End of Story by AJ Finn | Hemlock Press | 416 pages | ₹499
A reclusive crime fiction writer, Sebastian Trapp, invites Nicky Hunter, a detective fiction expert to write his biography. Nicky jumps at the chance to meet the author of her favourite series and wonders if Trapp will reveal something about the sudden disappearance of his first wife and teenage son twenty years ago. Did Trapp commit the perfect crime, she wonders, and soon becomes obsessed with finding out the true story.
The cast of characters in Trapp’s gothic San Francisco mansion include his second wife, Diana, who used to be the first wife’s assistant, a protective daughter Madeleine, and a feckless nephew Freddie.
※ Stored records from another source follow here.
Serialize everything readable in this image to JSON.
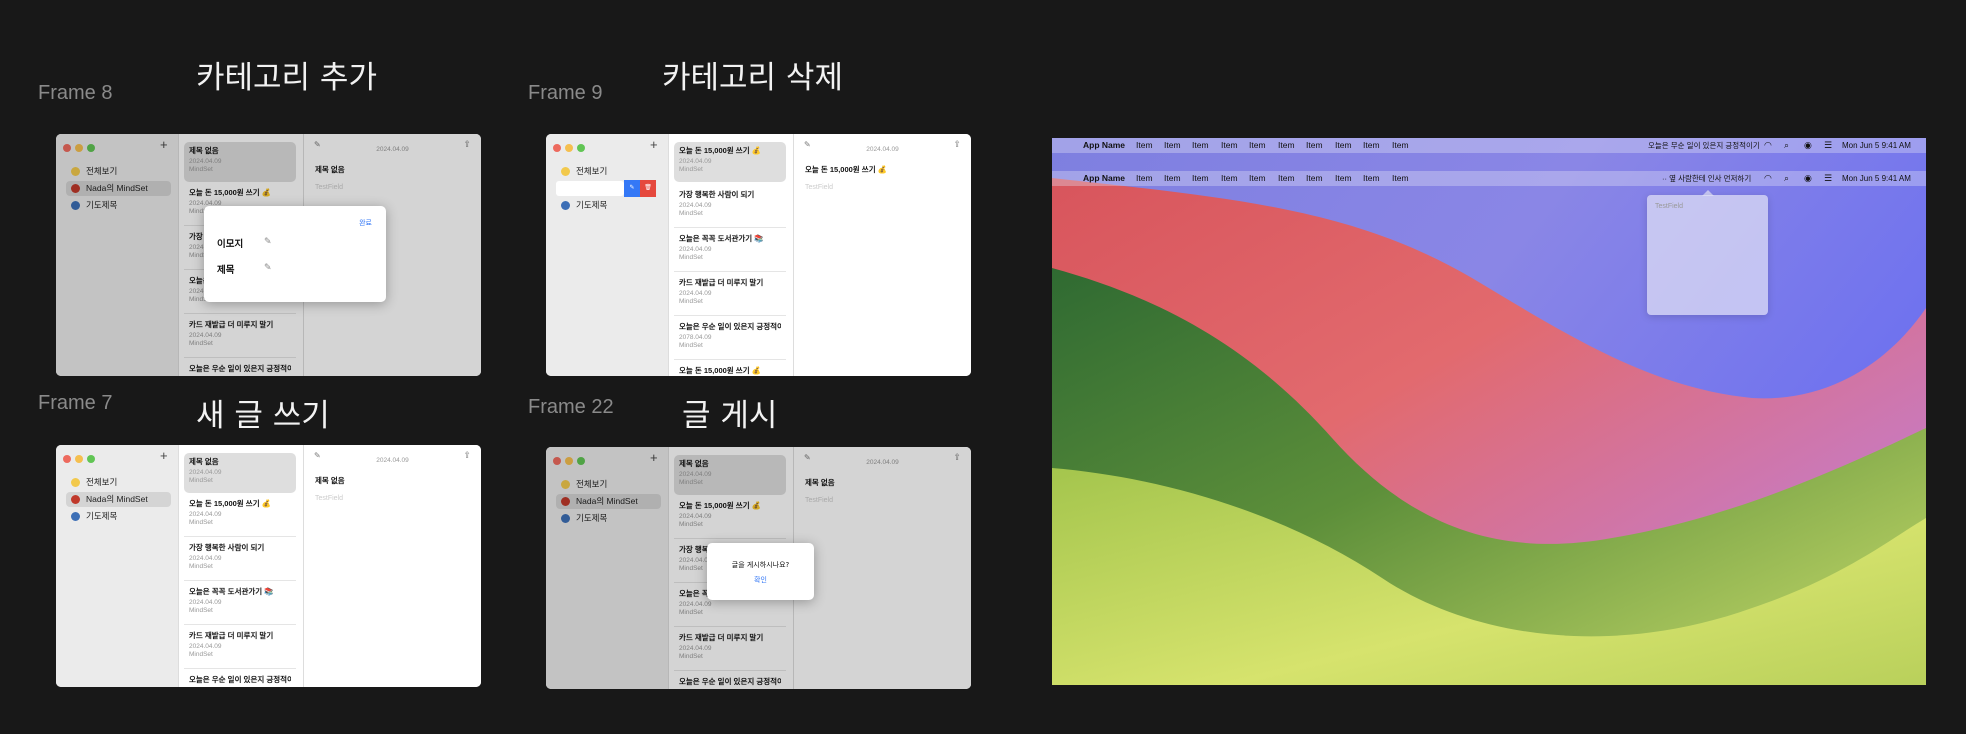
{
  "frames": {
    "f8": {
      "label": "Frame 8",
      "title": "카테고리 추가"
    },
    "f9": {
      "label": "Frame 9",
      "title": "카테고리 삭제"
    },
    "f7": {
      "label": "Frame 7",
      "title": "새 글 쓰기"
    },
    "f22": {
      "label": "Frame 22",
      "title": "글 게시"
    }
  },
  "sidebar": {
    "all": "전체보기",
    "nada": "Nada의 MindSet",
    "pray": "기도제목"
  },
  "list": {
    "date": "2024.04.09",
    "date_alt": "2078.04.09",
    "category": "MindSet",
    "items": [
      "제목 없음",
      "오늘 돈 15,000원 쓰기 💰",
      "가장 행복한 사람이 되기",
      "오늘은 꼭꼭 도서관가기 📚",
      "카드 재발급 더 미루지 말기",
      "오늘은 우순 일이 있은지 긍정적이기"
    ]
  },
  "detail": {
    "date": "2024.04.09",
    "title": "제목 없음",
    "title_f9": "오늘 돈 15,000원 쓰기 💰",
    "field": "TestField"
  },
  "sheet_add": {
    "done": "완료",
    "emoji": "이모지",
    "title": "제목"
  },
  "alert": {
    "message": "글을 게시하시나요?",
    "confirm": "확인"
  },
  "desktop": {
    "app_name": "App Name",
    "menu_items": [
      "Item",
      "Item",
      "Item",
      "Item",
      "Item",
      "Item",
      "Item",
      "Item",
      "Item",
      "Item"
    ],
    "status_1": "오늘은 무순 일이 있은지 긍정적이기",
    "status_2": "·· 옆 사람한테 인사 먼저하기",
    "clock": "Mon Jun 5  9:41 AM",
    "popover_field": "TestField"
  }
}
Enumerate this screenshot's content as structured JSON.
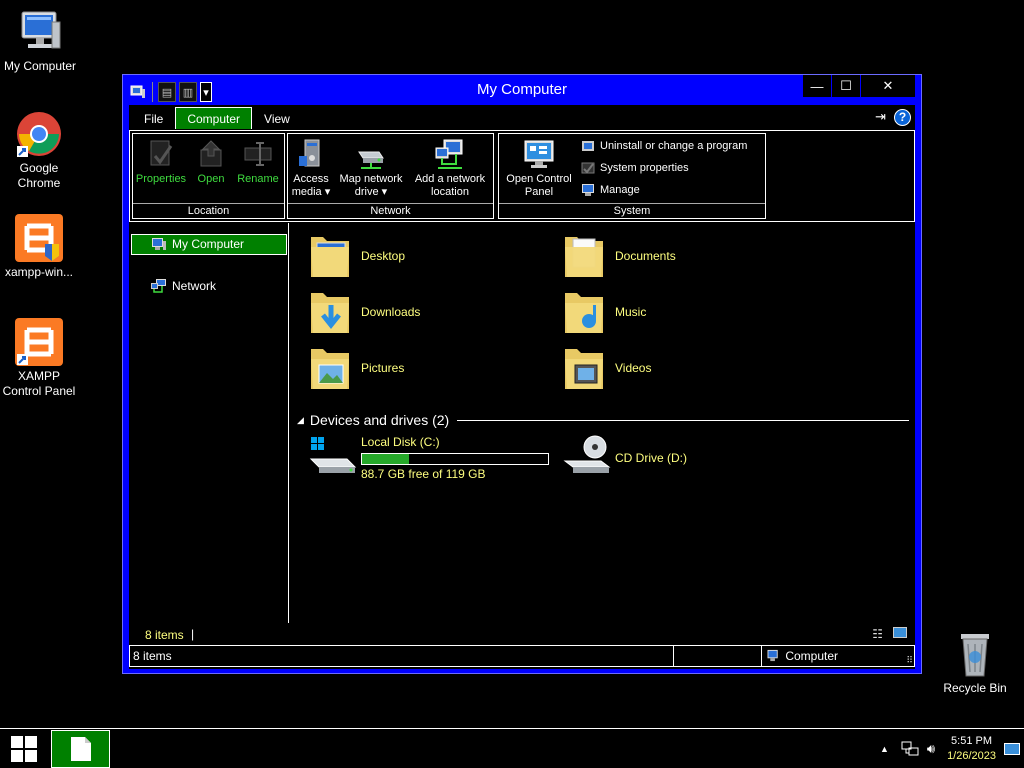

The events are narrated by Nicky and Madeleine. As Nicky, caught in the throes of detective fever, digs deeper into the mystery of what happened to the first wife and son, and Madeleine begins to suspect that her father might know more about her mother’s disappearance, another body is found in the Koi Pond. Someone who says he is her long-lost brother sends Madeleine messages on the phone and uses a nickname only the two of them knew. Nicky finds the teenager’s old diary, and watches the home movies that capture key moments in the family’s life. As she pieces together the past, the bullying and the fractious relationship between father and son, Nicky realises that the past has indeed come back to haunt them.
Finn’s debut, The Woman in the Window, was brilliantly Hitchcockian and well paced. End of Story is less so. It begins slowly, and while the characters are fleshed out well, the mystery is not as compelling. The writing is tight, but somewhat idiosyncratic, almost film-like, for example, “She cuts her eyes to the rear-view mirror.”
The clever repartee between Nicky and Trapp, complete with quotes from old mystery novels by Christie, Chandler, Doyle and some lesser-known authors that only crime fiction devotees would know and appreciate, defuses the pace. Fortunately, before it becomes too much, Finn reins it in and allows the story to unfurl its emotional core. A satisfying twist at the end, apt for our times, questions our societal assumptions and prejudices.
End of Story, like some other recent books, is an ode to crime fiction, to the art of storytelling, and to the fictional universes we craft for our own life stories.